Удивительно ли, что в подобной обстановке все больше появляется пророков, предрекающих литературе скорую смерть? Маршалл Маклюэн, жаждущий конца «гутенберговской эры», – это уже навязший в зубах пример. Приведу другой: Морис Блашпо еще в конце 50-х годов сочинил эссе «Конец последнего писателя» 5.

Ситуация литературы начинает вызывать серьезные опасения и у некоторых литераторов, вовсе не желающих ее гибели. «Язык не в состоянии конкурировать с эмоциональными внушениями фильма, нервной путаностью ритмов, эротическими призывами моды» 6, – вздыхает писатель и критик из ФРГ Дитер Веллерсхофф. Американский ученый Рене Уэллек, правда, не разделяет веллерсхоффовского пессимизма. Но, опубликовав в начале прошлого года статью под названием «Наступление на литературу», он признал серьезность и необычность ее сегодняшнего положения. Уэллек суммировал причины, которые выдвигаются сторонниками «смерти литературы». Есть среди них политические, «лево»-экстремистские: литература объявляется чем-то «консервативным», «служанкой общества», а следовательно, и господствующего класса. Есть и эстетические: ставится под сомнение принадлежность ее к искусству. И даже лингвистические: недоверие вызывают возможности языка. Самая интересная (с точки зрения нашего сегодняшнего разговора) причина «смерти литературы» формулируется Уэллеком так: «…Литература и вообще письменность трактуются как преходящие формы человеческой коммуникации, формы, которые будут заменены «медиями» электронного века» 7.

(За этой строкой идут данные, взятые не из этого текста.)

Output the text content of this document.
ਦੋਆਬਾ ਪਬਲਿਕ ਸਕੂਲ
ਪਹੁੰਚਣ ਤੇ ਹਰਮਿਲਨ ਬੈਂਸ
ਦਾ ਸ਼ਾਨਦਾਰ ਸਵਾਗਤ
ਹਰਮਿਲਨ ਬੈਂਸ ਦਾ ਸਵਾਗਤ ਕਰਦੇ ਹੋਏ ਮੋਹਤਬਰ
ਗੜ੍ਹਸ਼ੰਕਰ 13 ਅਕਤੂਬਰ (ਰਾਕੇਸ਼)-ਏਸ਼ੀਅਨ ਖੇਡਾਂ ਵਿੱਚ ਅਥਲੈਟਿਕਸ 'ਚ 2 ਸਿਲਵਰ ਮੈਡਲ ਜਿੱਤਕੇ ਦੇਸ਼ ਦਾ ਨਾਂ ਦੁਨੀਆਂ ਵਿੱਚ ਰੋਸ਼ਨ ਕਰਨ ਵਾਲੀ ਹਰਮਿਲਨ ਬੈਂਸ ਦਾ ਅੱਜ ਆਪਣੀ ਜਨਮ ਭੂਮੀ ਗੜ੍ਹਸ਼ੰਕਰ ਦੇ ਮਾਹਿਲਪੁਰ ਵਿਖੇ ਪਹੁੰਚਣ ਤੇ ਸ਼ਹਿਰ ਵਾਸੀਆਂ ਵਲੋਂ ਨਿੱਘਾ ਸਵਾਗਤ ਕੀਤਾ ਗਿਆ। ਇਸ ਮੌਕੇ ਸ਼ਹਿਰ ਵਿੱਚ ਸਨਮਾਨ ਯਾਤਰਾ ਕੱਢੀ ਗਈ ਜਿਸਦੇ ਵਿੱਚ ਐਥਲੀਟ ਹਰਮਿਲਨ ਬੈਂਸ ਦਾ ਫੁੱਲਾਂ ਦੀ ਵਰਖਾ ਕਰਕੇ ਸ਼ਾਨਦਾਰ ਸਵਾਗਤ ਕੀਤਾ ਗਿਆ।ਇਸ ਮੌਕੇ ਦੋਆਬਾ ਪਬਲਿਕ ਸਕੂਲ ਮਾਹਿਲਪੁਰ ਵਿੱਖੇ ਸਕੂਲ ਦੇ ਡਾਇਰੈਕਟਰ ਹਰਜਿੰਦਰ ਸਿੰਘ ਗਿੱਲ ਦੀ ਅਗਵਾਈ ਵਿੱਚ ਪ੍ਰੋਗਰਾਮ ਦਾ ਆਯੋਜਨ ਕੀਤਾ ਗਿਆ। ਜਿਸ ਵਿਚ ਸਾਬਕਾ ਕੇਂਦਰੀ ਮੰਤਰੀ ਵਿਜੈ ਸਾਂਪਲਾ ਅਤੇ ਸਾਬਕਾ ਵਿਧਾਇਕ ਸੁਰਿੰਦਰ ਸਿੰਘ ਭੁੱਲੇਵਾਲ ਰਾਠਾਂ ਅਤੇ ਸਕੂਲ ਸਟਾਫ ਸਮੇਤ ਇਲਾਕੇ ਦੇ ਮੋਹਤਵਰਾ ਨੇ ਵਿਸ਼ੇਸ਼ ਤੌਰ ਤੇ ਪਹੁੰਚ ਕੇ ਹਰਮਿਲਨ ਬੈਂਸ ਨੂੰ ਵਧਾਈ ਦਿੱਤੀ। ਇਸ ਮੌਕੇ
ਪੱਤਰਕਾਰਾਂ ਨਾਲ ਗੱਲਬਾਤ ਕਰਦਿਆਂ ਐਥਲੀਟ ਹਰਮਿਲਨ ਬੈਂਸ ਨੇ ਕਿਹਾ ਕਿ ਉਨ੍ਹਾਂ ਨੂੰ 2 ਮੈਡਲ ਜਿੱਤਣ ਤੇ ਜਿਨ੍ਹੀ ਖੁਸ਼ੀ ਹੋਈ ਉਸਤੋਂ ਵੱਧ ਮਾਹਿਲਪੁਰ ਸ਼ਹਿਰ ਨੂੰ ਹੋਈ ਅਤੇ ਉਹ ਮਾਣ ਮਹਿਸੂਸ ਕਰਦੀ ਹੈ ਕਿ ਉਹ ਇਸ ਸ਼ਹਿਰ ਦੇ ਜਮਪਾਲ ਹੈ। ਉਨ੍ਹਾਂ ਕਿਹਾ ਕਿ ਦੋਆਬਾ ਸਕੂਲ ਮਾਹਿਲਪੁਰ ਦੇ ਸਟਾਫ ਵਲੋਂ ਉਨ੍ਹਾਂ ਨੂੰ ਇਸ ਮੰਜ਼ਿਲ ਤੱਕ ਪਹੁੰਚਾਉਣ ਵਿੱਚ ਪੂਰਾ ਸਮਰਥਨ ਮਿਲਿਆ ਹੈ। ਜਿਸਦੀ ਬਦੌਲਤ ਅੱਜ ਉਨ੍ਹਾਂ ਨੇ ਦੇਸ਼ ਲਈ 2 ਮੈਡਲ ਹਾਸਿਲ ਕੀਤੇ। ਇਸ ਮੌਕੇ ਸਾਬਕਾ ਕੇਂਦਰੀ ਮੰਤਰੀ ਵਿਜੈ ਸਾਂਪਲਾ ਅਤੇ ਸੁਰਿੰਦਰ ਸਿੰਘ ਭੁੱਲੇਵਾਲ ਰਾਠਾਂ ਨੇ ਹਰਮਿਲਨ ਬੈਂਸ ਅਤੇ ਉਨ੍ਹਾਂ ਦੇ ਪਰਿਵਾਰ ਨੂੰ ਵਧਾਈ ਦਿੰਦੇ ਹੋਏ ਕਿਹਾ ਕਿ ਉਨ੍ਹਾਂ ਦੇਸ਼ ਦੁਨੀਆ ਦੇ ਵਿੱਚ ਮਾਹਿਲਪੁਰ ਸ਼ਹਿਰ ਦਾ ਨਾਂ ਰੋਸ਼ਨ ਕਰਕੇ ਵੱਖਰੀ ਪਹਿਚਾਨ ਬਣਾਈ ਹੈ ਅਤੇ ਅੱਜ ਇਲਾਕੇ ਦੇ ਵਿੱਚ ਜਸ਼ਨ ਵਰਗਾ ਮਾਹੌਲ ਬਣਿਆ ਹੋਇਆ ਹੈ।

Как я уже говорил, Уэллек не верит во все это, но видит трудности, которые испытывает ныне литература, и понимает, что ей приходится вести со своими соперниками тяжелейшую конкурентную борьбу.

Надо полагать, что трудностями этими и этой конкуренцией в какой-то мере обусловлена неяркость, «равнинность» новейшего этапа в развитии некоторых западных литератур. Ведь конкуренция ведет и к тому, что многие писатели, лишенные возможности существовать сочинением стихов, пьес, романов, тратят время или даже разменивают талант, работая для низкопробных, но массовых и потому финансово крепких журналов, а также для кино, радио, телевидения.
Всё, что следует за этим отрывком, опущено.